# Grundsätzliches zu Spam-Mails



## Franziska (13 Oktober 2007)

•	Sei grundsätzlich skeptisch bei Dir unbekannten Absendern

•	Öffne nie voreilig ganz „dringende“ Mails 

•	Man kann sich über den Inhalt einer Mail informieren mit    Maus-rechts-Klick >Eigenschaften >Details >Quelltext
Im Account heißt das „Header anzeigen“

•	In den Details steht dann (ganz unten) schon ggf. 				
„X-Warning: Message contains Spam signature “

•	Aktiviere in Deinem Mail-Account den Spam-Filter (auch Virenschutz)
Standardmäßig steht der auf „aus“ oder ist niedrig eingestellt
lieber öfters mal im Spam-Ordner nach einer Mail suchen als Müll auf dem Rechner

•	Wenn im Posteingang des Accounts eine Spam-Mail ist, kann man bei den meisten Providern diese Mail als „Spam melden“ 

•	Die Spamfilter der Provider sind „lernfähig“! Wenn man regelmäßig Spam meldet, hält sich die Belästigung in Grenzen


----------



## Nebelwolf ✟ (13 Oktober 2007)

*AW: Grundsätzliches zu Spam-Mails*

Da fehlen noch ein paar wichtige Regeln:


eMail grundsätzlich im Textmodus anzeigen lassen, HTML-Ansicht abschalten. 
Nachladen von Grafiken verbieten, damit bestätigt man, daß man die eMail liest.
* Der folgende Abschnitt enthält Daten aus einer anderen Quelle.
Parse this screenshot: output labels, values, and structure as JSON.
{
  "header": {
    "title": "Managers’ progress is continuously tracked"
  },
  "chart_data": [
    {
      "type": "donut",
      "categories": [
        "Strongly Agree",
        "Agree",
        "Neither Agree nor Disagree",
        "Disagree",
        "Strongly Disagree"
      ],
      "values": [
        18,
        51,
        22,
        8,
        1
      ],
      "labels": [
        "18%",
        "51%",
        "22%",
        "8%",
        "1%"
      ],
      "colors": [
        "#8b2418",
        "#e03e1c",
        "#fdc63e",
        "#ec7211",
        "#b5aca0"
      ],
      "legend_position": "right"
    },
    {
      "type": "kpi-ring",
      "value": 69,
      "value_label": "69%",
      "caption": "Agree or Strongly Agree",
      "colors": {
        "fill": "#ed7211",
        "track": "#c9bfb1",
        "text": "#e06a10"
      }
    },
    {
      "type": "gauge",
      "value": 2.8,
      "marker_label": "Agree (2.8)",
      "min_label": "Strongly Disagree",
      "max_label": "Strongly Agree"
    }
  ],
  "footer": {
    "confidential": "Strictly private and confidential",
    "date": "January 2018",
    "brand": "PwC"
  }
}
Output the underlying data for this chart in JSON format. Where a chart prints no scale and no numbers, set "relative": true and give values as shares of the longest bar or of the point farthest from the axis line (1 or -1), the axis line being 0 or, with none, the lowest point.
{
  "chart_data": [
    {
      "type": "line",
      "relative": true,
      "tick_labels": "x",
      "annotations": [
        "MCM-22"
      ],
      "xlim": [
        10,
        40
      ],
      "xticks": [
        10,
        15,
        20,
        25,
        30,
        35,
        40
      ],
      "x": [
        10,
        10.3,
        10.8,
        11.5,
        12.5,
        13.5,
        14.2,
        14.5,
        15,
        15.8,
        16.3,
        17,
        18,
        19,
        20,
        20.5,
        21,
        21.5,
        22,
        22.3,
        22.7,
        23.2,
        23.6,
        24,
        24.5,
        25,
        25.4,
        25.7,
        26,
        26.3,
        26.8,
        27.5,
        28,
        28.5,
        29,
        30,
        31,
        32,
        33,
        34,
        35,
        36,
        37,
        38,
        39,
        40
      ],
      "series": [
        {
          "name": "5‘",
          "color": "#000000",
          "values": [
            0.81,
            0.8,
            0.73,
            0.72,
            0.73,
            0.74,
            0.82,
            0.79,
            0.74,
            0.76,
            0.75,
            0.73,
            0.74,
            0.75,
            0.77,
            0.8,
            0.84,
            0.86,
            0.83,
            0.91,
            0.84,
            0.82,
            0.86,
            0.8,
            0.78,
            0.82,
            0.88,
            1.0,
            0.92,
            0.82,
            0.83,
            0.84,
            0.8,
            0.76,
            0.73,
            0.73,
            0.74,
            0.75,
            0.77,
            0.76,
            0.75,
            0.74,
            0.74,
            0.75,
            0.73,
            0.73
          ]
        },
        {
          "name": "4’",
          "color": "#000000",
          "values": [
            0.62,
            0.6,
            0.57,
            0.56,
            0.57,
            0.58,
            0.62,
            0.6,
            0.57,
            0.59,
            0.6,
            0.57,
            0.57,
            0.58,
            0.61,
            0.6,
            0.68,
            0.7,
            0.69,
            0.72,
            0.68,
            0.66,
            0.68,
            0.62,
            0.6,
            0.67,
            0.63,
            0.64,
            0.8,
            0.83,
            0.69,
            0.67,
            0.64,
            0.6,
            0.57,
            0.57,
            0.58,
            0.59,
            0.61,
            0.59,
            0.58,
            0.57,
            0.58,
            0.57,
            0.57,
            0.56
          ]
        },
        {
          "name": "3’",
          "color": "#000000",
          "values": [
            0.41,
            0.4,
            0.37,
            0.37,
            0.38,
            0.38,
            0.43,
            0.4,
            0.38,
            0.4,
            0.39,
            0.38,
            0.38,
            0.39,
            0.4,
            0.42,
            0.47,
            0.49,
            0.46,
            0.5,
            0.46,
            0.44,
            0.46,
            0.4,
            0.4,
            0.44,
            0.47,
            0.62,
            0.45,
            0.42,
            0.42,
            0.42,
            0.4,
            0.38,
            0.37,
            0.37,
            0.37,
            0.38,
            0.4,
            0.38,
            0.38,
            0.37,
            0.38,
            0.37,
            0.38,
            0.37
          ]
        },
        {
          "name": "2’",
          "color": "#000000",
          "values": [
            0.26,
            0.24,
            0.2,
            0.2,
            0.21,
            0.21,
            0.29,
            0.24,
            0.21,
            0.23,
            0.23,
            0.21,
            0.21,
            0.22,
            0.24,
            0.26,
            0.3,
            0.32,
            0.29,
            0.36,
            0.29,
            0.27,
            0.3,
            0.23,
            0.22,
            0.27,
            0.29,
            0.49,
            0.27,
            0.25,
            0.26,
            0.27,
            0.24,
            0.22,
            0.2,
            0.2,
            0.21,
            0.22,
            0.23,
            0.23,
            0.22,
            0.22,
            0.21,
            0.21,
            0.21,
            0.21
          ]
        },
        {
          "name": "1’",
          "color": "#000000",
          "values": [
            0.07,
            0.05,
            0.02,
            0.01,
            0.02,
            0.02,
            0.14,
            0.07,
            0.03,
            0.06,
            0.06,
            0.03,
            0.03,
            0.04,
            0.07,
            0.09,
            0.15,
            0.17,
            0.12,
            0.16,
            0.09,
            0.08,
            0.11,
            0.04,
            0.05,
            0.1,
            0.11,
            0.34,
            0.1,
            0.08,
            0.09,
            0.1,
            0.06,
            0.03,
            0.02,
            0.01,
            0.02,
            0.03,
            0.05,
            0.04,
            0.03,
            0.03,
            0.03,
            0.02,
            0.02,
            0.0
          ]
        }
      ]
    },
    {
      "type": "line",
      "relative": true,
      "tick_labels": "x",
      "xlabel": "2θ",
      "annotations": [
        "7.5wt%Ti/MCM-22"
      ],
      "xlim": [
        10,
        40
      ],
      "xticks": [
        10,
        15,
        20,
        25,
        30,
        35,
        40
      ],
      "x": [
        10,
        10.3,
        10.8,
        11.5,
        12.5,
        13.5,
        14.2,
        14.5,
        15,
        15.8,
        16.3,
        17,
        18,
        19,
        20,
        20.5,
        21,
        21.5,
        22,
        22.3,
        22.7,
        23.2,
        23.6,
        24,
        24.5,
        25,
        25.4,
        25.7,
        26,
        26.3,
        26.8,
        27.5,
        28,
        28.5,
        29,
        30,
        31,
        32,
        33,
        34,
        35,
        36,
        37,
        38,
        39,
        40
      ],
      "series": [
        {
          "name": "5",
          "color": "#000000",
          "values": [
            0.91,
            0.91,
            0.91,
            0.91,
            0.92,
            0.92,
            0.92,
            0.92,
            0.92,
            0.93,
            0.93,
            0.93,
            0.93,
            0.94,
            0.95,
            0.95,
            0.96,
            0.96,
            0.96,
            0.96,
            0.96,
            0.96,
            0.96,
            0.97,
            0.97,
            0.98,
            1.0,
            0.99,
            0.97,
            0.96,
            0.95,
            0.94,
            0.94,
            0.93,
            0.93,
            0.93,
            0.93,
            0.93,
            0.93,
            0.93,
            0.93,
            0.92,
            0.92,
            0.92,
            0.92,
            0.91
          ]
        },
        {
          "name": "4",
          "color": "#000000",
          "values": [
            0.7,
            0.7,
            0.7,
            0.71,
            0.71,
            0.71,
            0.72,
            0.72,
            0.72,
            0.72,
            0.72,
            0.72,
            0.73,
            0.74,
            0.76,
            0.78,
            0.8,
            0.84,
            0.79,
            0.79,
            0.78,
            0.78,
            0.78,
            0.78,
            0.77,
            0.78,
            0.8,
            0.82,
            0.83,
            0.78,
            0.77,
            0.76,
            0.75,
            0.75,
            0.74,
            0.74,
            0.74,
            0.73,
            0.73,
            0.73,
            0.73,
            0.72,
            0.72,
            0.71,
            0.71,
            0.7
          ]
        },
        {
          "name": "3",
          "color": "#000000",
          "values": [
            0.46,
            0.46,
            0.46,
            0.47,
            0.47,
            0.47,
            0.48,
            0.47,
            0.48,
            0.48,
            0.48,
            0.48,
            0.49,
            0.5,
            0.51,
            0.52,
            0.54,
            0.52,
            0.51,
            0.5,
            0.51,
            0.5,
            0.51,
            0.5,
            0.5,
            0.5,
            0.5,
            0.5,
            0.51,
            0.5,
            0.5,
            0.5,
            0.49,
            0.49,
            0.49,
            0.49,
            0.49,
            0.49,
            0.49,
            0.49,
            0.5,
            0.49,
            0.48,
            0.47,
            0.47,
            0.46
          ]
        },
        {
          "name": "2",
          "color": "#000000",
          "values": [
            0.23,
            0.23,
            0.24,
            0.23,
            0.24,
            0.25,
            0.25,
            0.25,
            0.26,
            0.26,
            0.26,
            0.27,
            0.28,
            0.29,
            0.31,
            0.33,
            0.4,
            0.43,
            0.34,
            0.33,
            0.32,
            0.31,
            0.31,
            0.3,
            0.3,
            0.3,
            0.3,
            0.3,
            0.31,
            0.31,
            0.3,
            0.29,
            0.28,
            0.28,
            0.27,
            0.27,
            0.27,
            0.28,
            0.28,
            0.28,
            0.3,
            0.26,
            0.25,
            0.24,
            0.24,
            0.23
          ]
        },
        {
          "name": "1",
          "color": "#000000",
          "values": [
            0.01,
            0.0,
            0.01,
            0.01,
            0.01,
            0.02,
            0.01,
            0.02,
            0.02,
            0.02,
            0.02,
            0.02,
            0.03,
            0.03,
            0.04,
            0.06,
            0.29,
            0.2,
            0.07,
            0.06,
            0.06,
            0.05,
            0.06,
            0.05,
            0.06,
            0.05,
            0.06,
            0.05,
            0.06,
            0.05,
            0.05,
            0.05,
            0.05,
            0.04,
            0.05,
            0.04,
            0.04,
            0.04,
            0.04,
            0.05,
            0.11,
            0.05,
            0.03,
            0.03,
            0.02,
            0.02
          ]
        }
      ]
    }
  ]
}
Wird von Abzockern genutzt um an die echte Kunden-IP zu kommen. 
Niemals abmelden, wenn man sich nicht selbst angemeldet hat.
Mehrere eMail-Adressen einsetzen (Freunde, Onlinekäufe, Foren, ...), dann lassen sich verbrannte Adressen leichter ersetzen.
Muß man eine eMail-Adresse veröffentlichen, z.B. im Impressum oder Usenet, dann fügt man die Jahreszahl hinzu und wechselt einmal im Jahr die Adresse: [email protected]

Nebelwolf


----------